La búsqueda se inició dos días después por la mañana con ayuda de un material especializado que proporcionaron los gendarmes. El cieno del estanque no facilitaba el trabajo. En torno al mediodía, no habían encontrado nada todavía. El sondeo se había concentrado en las orillas porque, a menos de haber dispuesto de un barco, era casi imposible llevar un cuerpo hasta el centro para sumergirlo. Revel había insistido en estar allí, con los demás, y nada ni nadie había podido persuadirlo. De pie, en la orilla, sobre un pequeño promontorio reforzado por troncos de madera, parecía la estatua del comandante. Se moría de ganas de fumarse un cigarrillo, pero ya no tenía derecho a hacerlo. Se preguntaba por qué.
—¿Podrían adentrarse un poco? —preguntó al jefe del destacamento responsable de la operación.
—¿A qué se refiere?
—¡A que vayan más hacia el centro!
—Sí, de acuerdo, pero cuando hayamos acabado con la orilla.
—Sería mejor ahora.
El hombre lo observó perplejo. No sabía apenas nada del caso, pero podía adivinar que ese tipo de tez cerosa no lo dejaría en paz, ni a él ni a sus hombres, que no se movería de allí hasta que hubiera explorado ese enorme agujero de agua que acababa dividiéndose en dos tramos, como una pinza de crustáceo. Dio la orden a sus buzos de aumentar el campo de búsqueda.
Cuando uno de los militares alcanzó el centro del estanque, se puso a hacer grandes gestos y los otros convergieron hacia él; Revel sintió que se le doblaban las piernas.
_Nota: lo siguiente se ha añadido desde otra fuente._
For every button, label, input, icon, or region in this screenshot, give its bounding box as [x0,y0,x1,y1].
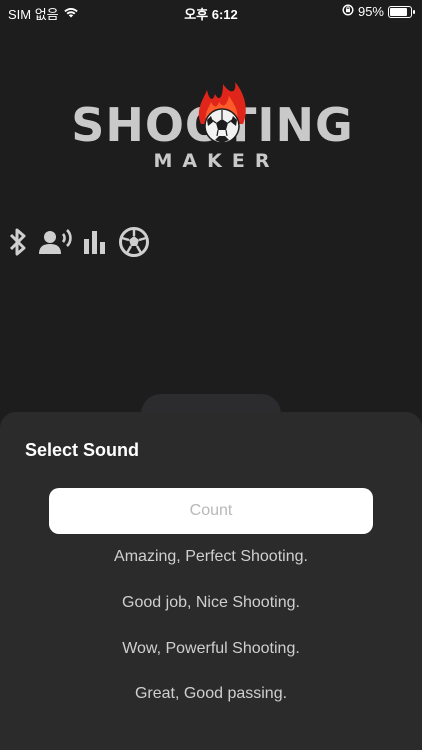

Sonia, que lo vigilaba de lejos, acudió a su lado. Quería rechazarla pero, finalmente, se apoyó en su hombro mientras Lazare y Glacier se ponían en marcha, con el fotógrafo de la IJ metido en el agua hasta la cintura. Todo el mundo creía que los hombres rana iban a sacar un cuerpo, pero no pasó nada. Las gafas de buceo desaparecieron varias veces bajo el agua y subieron brazadas de cieno y de desperdicios. Pasó un cuarto de hora largo antes de que un buceador volviera a dirigirse a los gendarmes de la orilla.
—¡Es un coche! —gritó el jefe de destacamento.
Un coche, pero con un cuerpo en el interior. Pese a las zambullidas sucesivas, no consiguieron hacer emerger el Austin Mini negro y ocre, que estaba hundido en buena parte en el cieno. El alcalde del pueblo, informado por segunda vez en pocas semanas de un despliegue de fuerzas alrededor de aquel lugar tan apacible, no salía de su asombro. Los estanques de la zona, y aquel en particular, no eran muy profundos. Que un coche, incluso de pequeño tamaño, cuyo techo se situaba a treinta centímetros por debajo de la superficie, hubiera podido pasar desapercibido durante diez años, le parecía increíble. Paseantes, senderistas, excursionistas, pescadores e incluso chavales intrépidos que desafiaban, en verano, la prohibición de aventurarse en el agua. Sin embargo, quizá a causa de su tamaño reducido, de su techo negro que se confundía con las aguas turbias, el coche se había bañado en aquel jugo opaco durante diez años.
Aún peor, albergaba un cadáver casi reducido a un esqueleto por la acción de los animales acuáticos que lo habían roído, de los microorganismos que habían disuelto la carne y por la erosión del agua.
La operación de sacar del cieno el coche se dejó para el día siguiente. El fiscal Gautheron intentó disuadir a Revel para que no volviera, pero era como hablar a la gran muralla china. En lugar de obedecer, Revel sugirió que trajeran a Jérémy Dumoulin. Por lo menos le vería su asquerosa jeta de cerca.
El cuerpo de Marcelle Fréaud no fue descubierto hasta bien entrada la tarde, no muy lejos de donde Revel había descubierto la zapatilla Nike. Todavía estaba atado a la carretilla cuyas rodadas se superponían a las del 4 × 4. Estaba vestido solo con una camiseta y le faltaba una zapatilla de baloncesto.